デフレの正体 藻谷浩介著 ー経済は人口の波で動くー

 
書評 デフレの正体 藻谷浩介著 
ー経済は人口の波で動くー(角川oneテーマ21)

 我が国は今、未曾有の人口動態上の直接的影響を受けた経済現象の渦中にある。方策は種々あるが、手順、優先順位が狂っている。声高にピントの外れた処方箋がマスコミを中心に叫ばれる。成長戦略について効果は疑問、政府も無策である。少子高齢化という言葉は社会保障の観点から語られて来た。増え続ける医療費、年金とこれらを支える財源不足という財政問題としての捉え方が支配的だ。
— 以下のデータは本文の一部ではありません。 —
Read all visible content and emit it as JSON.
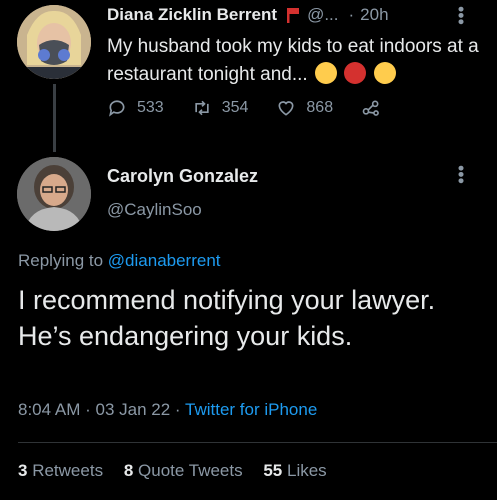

経済の低迷ももちろん影響があることは分っているが、もっぱら景気は産業の空洞化,消費の低迷、地域格差、さらには中国、韓国などの新興産業国家の台頭による市場シェアの減少が語られて来た。しかし、問題点を並列しても何も解決策は出てこない。真の原因が何か、一歩進めて、生産年齢人口の減少を切り口に、消費の低迷、故人金融資産の硬直、さらにはデフレの進行といった問題に統計を使って光を当てて行く。団塊の世代の影響は確かに大きいが世代論ではない。現役世代の減少と高齢者の激増という圧力が津波のように日本を襲っているという現実を、客観データでみていく作業がなされていないことが百花繚乱の混乱になっている。本書はそうした隘路打開の処方箋である。何故か総論的、概念的な問題指摘と結論としての回復策がアナウンスされる。問題はどこから一歩をすすめ、何処を目標にするかだ。著者 藻谷氏は数字を整理しながら、その経済現象、市場への影響を整理する事が、今日の不況を考えるうえで大切である。彼は生産人口をいかに増やすかに集中することを提案している。女性人材を育成し、高齢者の消費や、産業参入を活性化し、若者経の所得移転をはかることこそデフレ脱却の道であるという。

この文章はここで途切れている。